In an earlier post I made a summary listing of points most discussed on my blog regarding the perverse incentives of inflation targeting. Two of the points I included in the summary were these:

  • GDP is capped below potential
  • Lack of level targeting means bygones being bygones – knocks us down a few pegs and leaves us there

Being curious about the direction of monetary policy post-2008 crisis to present, and as someone who benefits more from pictures rather than text and tables, I made some graphs to better understand the context of monetary policy discussions of the present. What I found from this exercise is at least some confirmation that what the market monetarists from whom I have gathered my normative facts have been saying about monetary policy over the last six years or so, that monetary policy has been tight since the 2008 crisis and has at no time been particularly accommodative appears to be accurate.

In the following graphs, because there has been some contention about where to place the NGDP trend line in order to judge the stance of monetary policy at different points in time I decided to play around with that a little bit. I imagined a scenario that supposes the bygones of the financial crisis being bygones, and I started the trend line at 1Q 2009 and included quarterly data to Q3 2014. The results show a rather remarkable adherence to that trend line until Q2 2013 when NGDP growth starts to jump around the trend a little, ending with Q3 2014 being above trend, though not dramatically.


Then, I decided to move the trend line up to the more stable portion of the data to what might be considered a more charitable view of post-crisis monetary policy, 1Q 2011, and the results look basically identical.


Starting at Q3 2012, there is a drift downward from the 2009 trend line that persists through Q2 2013. Thus, it might be a reasonable assumption that the QE3 program that began in Q3 2012 was intended to prevent economic conditions from deteriorating as natural adjustment to the new trend line occurred, rather than as a form of stimulus. At least to me, the distinction between maintaining the lower trend – preventing deterioration, and raising the trend – stimulus, is important.

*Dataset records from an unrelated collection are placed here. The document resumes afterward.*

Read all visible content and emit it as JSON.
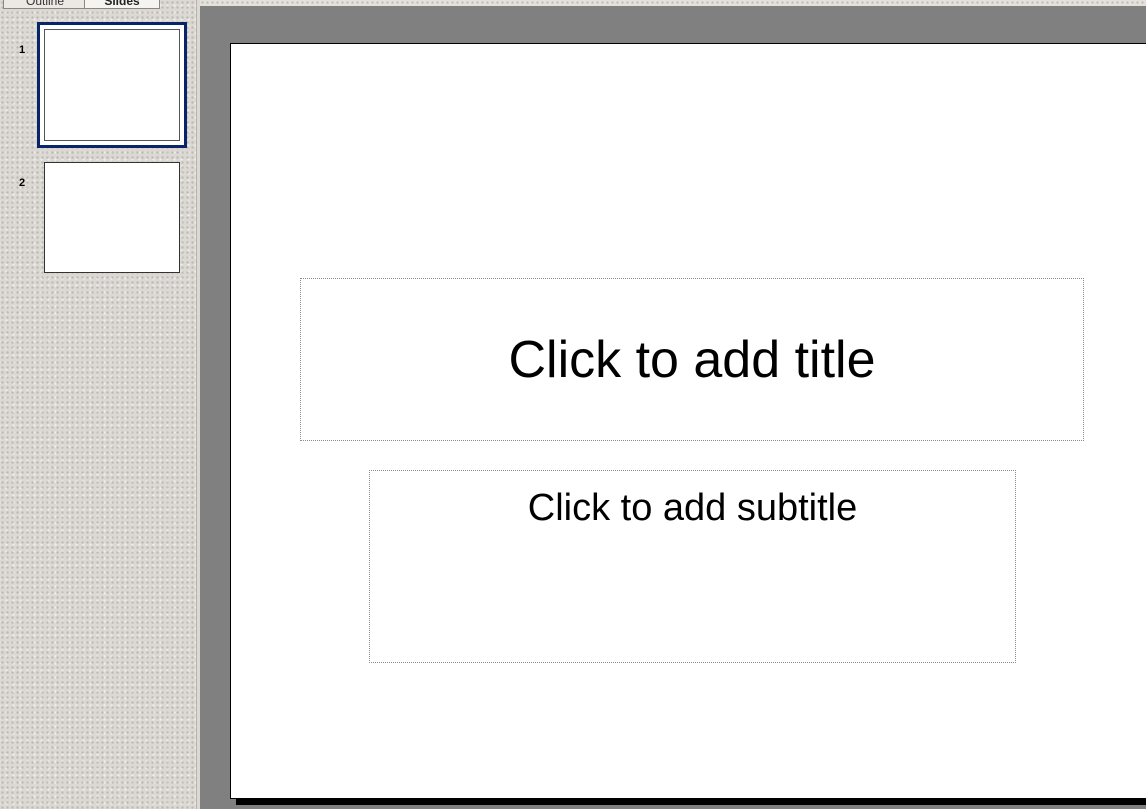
{
  "sidebar": {
    "tabs": [
      {
        "label": "Outline"
      },
      {
        "label": "Slides"
      }
    ],
    "slides": [
      {
        "number": "1"
      },
      {
        "number": "2"
      }
    ]
  },
  "slide": {
    "title_placeholder": "Click to add title",
    "subtitle_placeholder": "Click to add subtitle"
  },
  "colors": {
    "selection_border": "#0a246a",
    "workspace_gray": "#808080",
    "slide_bg": "#ffffff"
  }
}
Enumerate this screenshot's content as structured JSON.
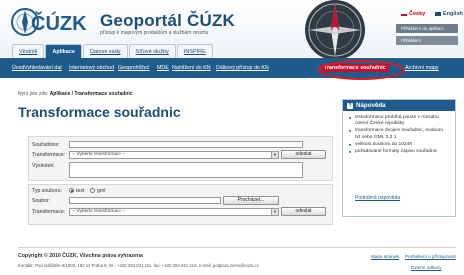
{
  "header": {
    "logo_text": "ČÚZK",
    "title": "Geoportál ČÚZK",
    "subtitle": "přístup k mapovým produktům a službám resortu",
    "lang_cz": "Česky",
    "lang_en": "English",
    "login_label": "Přihlášení do aplikací",
    "account_label": "Přihlášení"
  },
  "tabs": [
    "Věstník",
    "Aplikace",
    "Datové sady",
    "Síťové služby",
    "INSPIRE"
  ],
  "active_tab_index": 1,
  "nav": {
    "items": [
      "Úvod",
      "Vyhledávání dat",
      "Internetový obchod",
      "Geoprohlížeč",
      "MDE",
      "Nahlížení do KN",
      "Dálkový přístup do KN",
      "Transformace souřadnic",
      "Archivní mapy"
    ],
    "current_index": 7
  },
  "breadcrumb": {
    "prefix": "Nyní jste zde:",
    "path": "Aplikace / Transformace souřadnic"
  },
  "page_title": "Transformace souřadnic",
  "form1": {
    "coords_label": "Souřadnice:",
    "transform_label": "Transformace:",
    "transform_value": "-- Vyberte transformaci --",
    "result_label": "Výsledek:",
    "submit_label": "odeslat"
  },
  "form2": {
    "file_type_label": "Typ souboru:",
    "option_text": "text",
    "option_gml": "gml",
    "file_label": "Soubor:",
    "browse_label": "Procházet...",
    "transform_label": "Transformace:",
    "transform_value": "-- Vyberte transformaci --",
    "submit_label": "odeslat"
  },
  "help": {
    "title": "Nápověda",
    "items": [
      "transformace probíhá pouze v rozsahu území České republiky",
      "transformace dvojice souřadnic, souboru txt nebo GML 3.2.1",
      "velikost souboru do 1024K",
      "požadované formáty zápisu souřadnic"
    ],
    "link": "Podrobná nápověda"
  },
  "footer": {
    "copyright": "Copyright © 2010 ČÚZK, Všechna práva vyhrazena",
    "contact": "Kontakt: Pod sídlištěm 9/1800, 182 11 Praha 8, tel.: +420 284 041 111, fax: +420 284 041 416, e-mail: podpora.zums@cuzk.cz",
    "link_sitemap": "Mapa stránek",
    "link_accessibility": "Prohlášení o přístupnosti",
    "link_external": "Externí odkazy"
  },
  "colors": {
    "brand_blue": "#1f5b8d",
    "highlight_red": "#e01a1a"
  }
}
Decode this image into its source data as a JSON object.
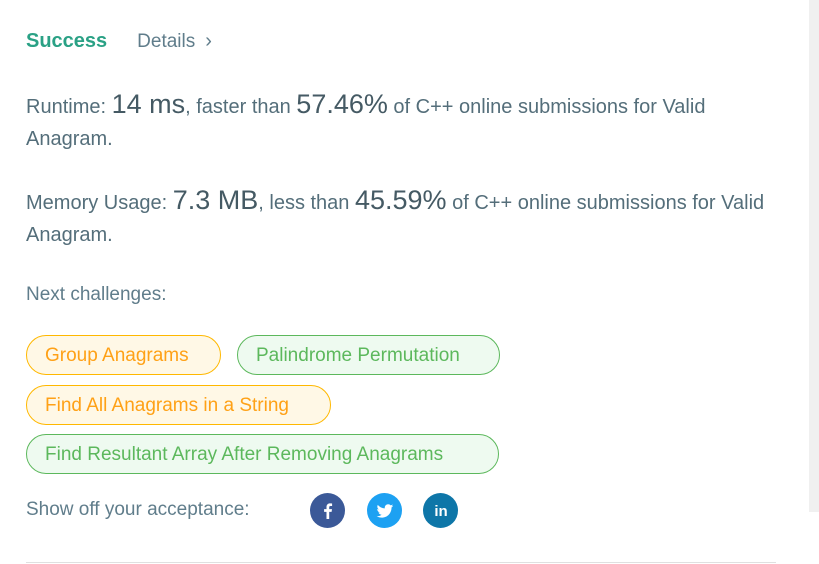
{
  "header": {
    "status": "Success",
    "details_label": "Details",
    "chevron": "›"
  },
  "runtime": {
    "label": "Runtime: ",
    "value": "14 ms",
    "comparison": ", faster than ",
    "percent": "57.46%",
    "suffix": " of C++ online submissions for Valid Anagram."
  },
  "memory": {
    "label": "Memory Usage: ",
    "value": "7.3 MB",
    "comparison": ", less than ",
    "percent": "45.59%",
    "suffix": " of C++ online submissions for Valid Anagram."
  },
  "next_challenges": {
    "label": "Next challenges:",
    "items": [
      {
        "label": "Group Anagrams",
        "difficulty": "medium"
      },
      {
        "label": "Palindrome Permutation",
        "difficulty": "easy"
      },
      {
        "label": "Find All Anagrams in a String",
        "difficulty": "medium"
      },
      {
        "label": "Find Resultant Array After Removing Anagrams",
        "difficulty": "easy"
      }
    ]
  },
  "share": {
    "label": "Show off your acceptance:",
    "icons": [
      "facebook-icon",
      "twitter-icon",
      "linkedin-icon"
    ],
    "linkedin_text": "in"
  },
  "colors": {
    "success": "#2aa185",
    "medium": "#ffa116",
    "easy": "#5cb85c",
    "facebook": "#3b5998",
    "twitter": "#1da1f2",
    "linkedin": "#0e76a8"
  }
}
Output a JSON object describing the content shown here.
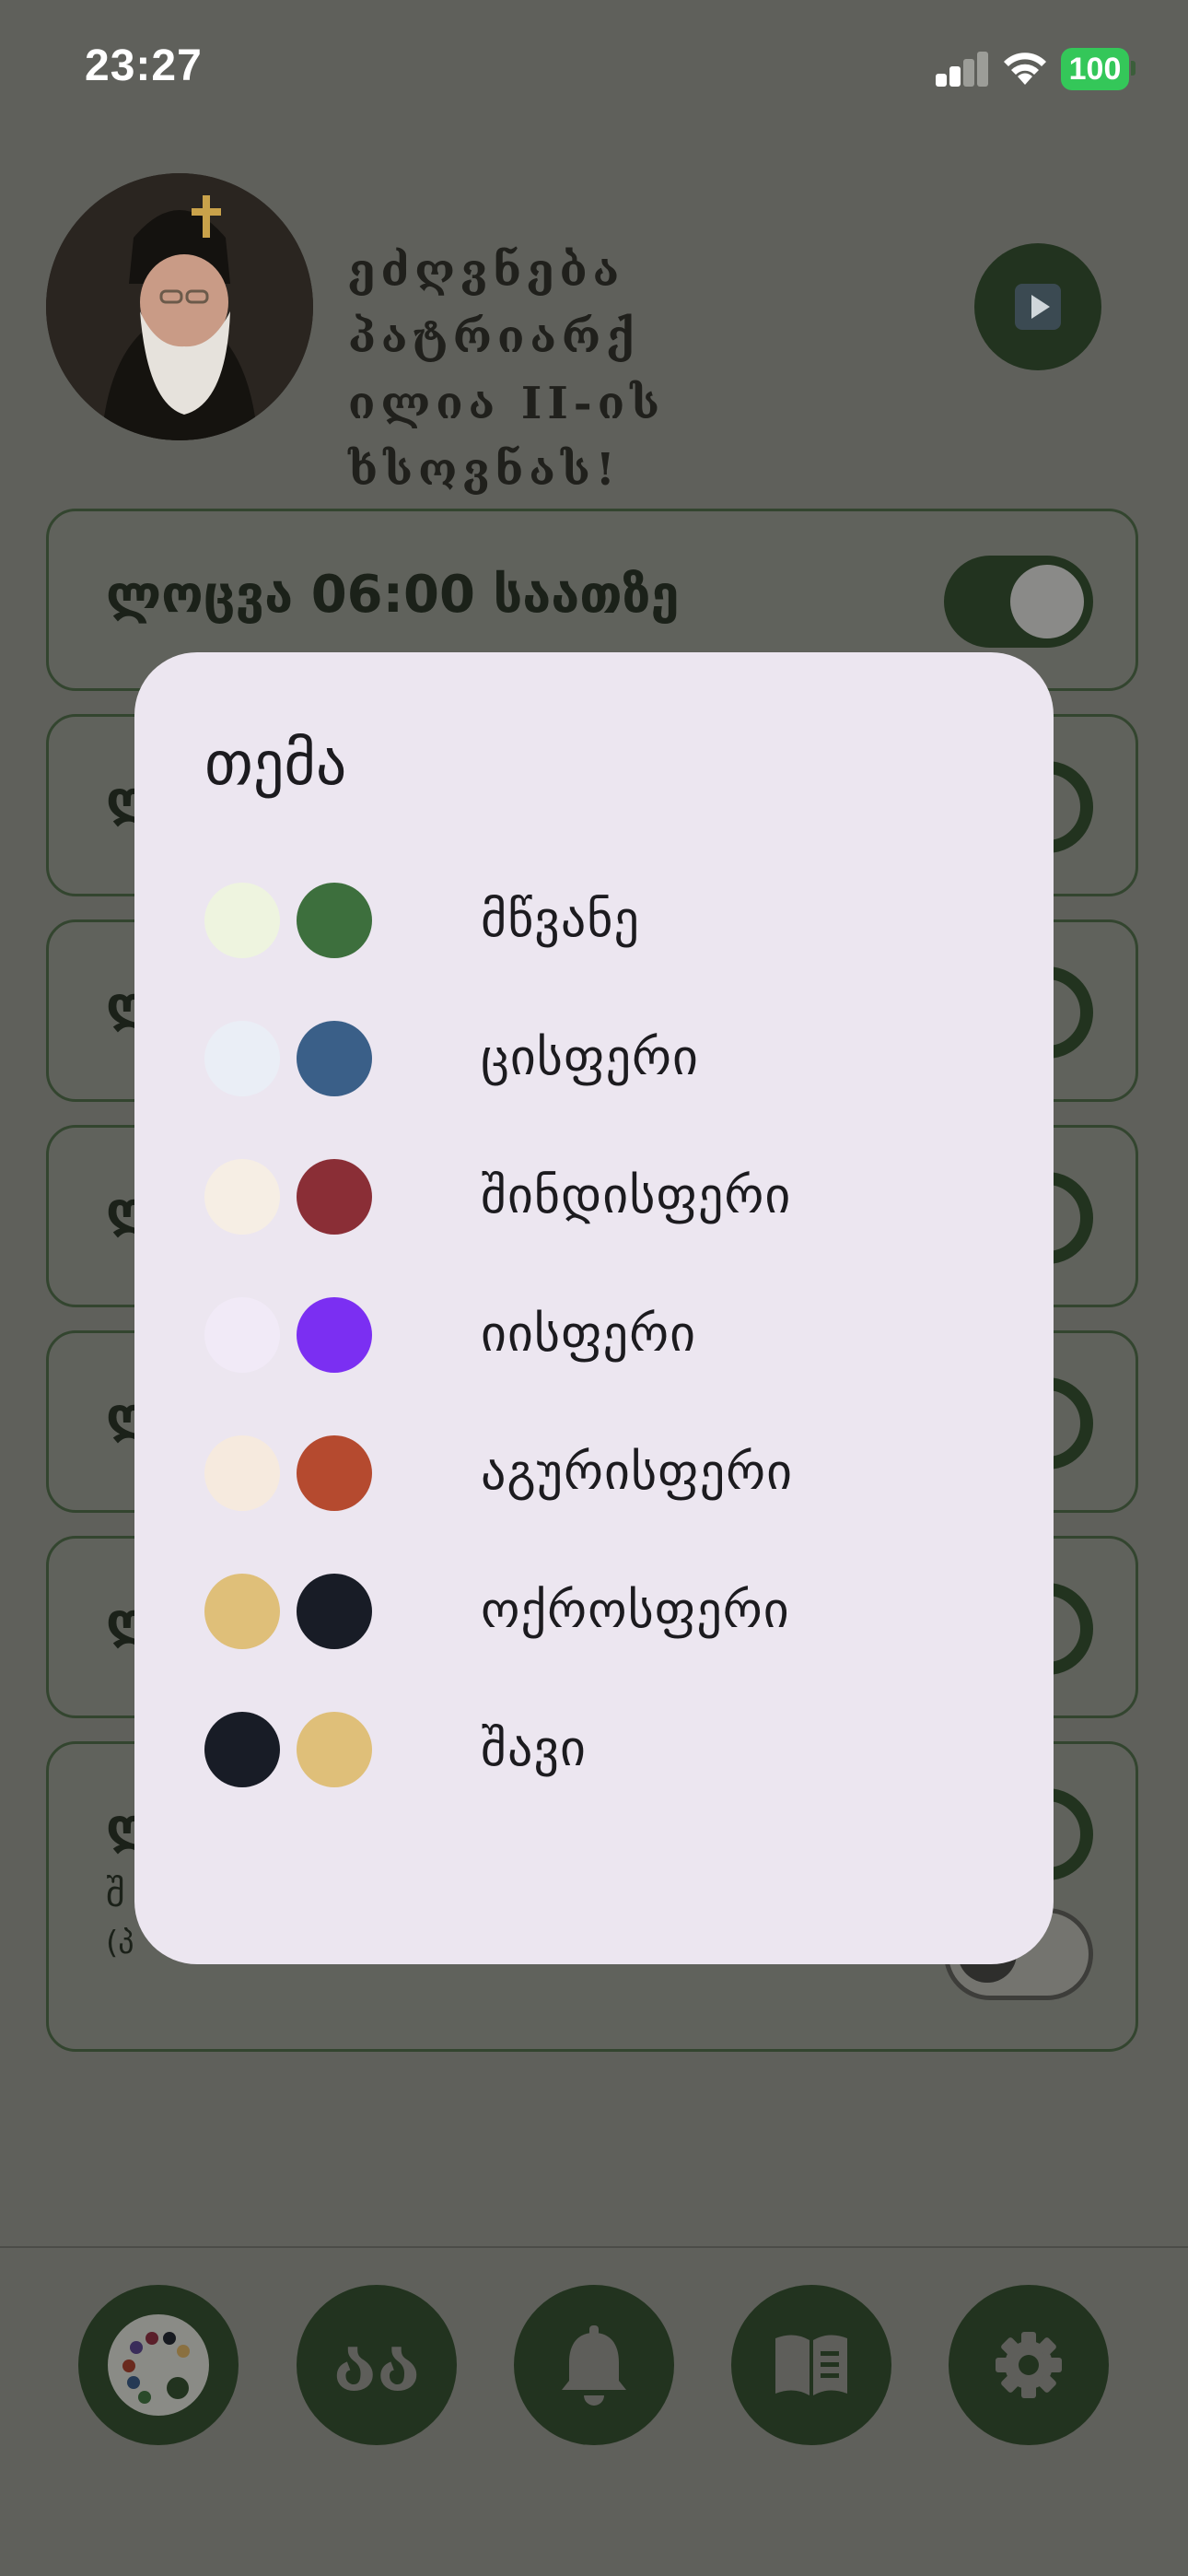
{
  "status_bar": {
    "time": "23:27",
    "battery": "100"
  },
  "header": {
    "title_line1": "ეძღვნება პატრიარქ",
    "title_line2": "ილია II-ის ხსოვნას!"
  },
  "alarms": [
    {
      "label": "ლოცვა 06:00 საათზე"
    },
    {
      "label": "ლ"
    },
    {
      "label": "ლ"
    },
    {
      "label": "ლ"
    },
    {
      "label": "ლ"
    },
    {
      "label": "ლ"
    },
    {
      "label": "ლ",
      "sub_label": "შ",
      "sub_label_2": "(პ"
    }
  ],
  "nav": {
    "letters_label": " აა"
  },
  "theme_dialog": {
    "title": "თემა",
    "options": [
      {
        "label": "მწვანე",
        "light": "#eef4df",
        "dark": "#3d6f3d"
      },
      {
        "label": "ცისფერი",
        "light": "#eaeef6",
        "dark": "#3a5f88"
      },
      {
        "label": "შინდისფერი",
        "light": "#f6eee4",
        "dark": "#8a2e36"
      },
      {
        "label": "იისფერი",
        "light": "#f1eaf7",
        "dark": "#7b2ff2"
      },
      {
        "label": "აგურისფერი",
        "light": "#f6eade",
        "dark": "#b54a2f"
      },
      {
        "label": "ოქროსფერი",
        "light": "#dfbf79",
        "dark": "#181c26"
      },
      {
        "label": "შავი",
        "light": "#181c26",
        "dark": "#dfbf79"
      }
    ]
  },
  "colors": {
    "scrim": "#5f605b",
    "primary_dark": "#22331f",
    "dialog_bg": "#ece6f0"
  }
}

There is a slight possibility that I’m a victim of confirmation bias, but the NGDP data are consistent with these two general points I presented in my summary of objections to inflation targeting. I don’t necessarily believe that anyone would refer to the conditions experienced in 2009 as a reasonable baseline of potential activity. And in thinking about recent chatter regarding “policy normalization,” it appears sensible only in reference to a NGDP growth trend from 1Q 2009. Hence, just as economic conditions start looking more positive with NGDP growth coming in modestly above the 1Q 2009 trend line, we feel the recovery gathering steam, policymakers want to tighten the screws and pull NGDP growth back down to trend.

Whatever anyone might believe about how bright 2015 is going to be based on current economic conditions is likely to turn out to be a disappointment, unless by some stretch of the imagination policymakers have decided that placing the start of the new NGDP trend line at or around 1Q 2009 is too stingy and some make up from the previous trend line is still warranted. While I’d certainly agree with such an assessment, all I have heard or read in the news recently is confirmation that the 1Q 2009 trend line is here to stay; and I am not in the habit of believing in unicorns.

I am not necessarily bearish on 2015, but I don’t expect it to be the beginning of a new era of good feelings either – less than 2014, but in the range of the new normal – which in my view is still does not rise to the standard of acceptable or consistency with the mandates.

PS: My NGDP data came from the BEA and I am sort of astounded that the BEA’s listing of available GDP data includes percentage growth analysis of RGDP but not NGDP. It really is no wonder we analyze the economy and form economic policy as if feeling around an elephant in the dark with some of the most important data to be had so obscured.

PPS: The average NGDP growth rate since 2009 is 3.5%.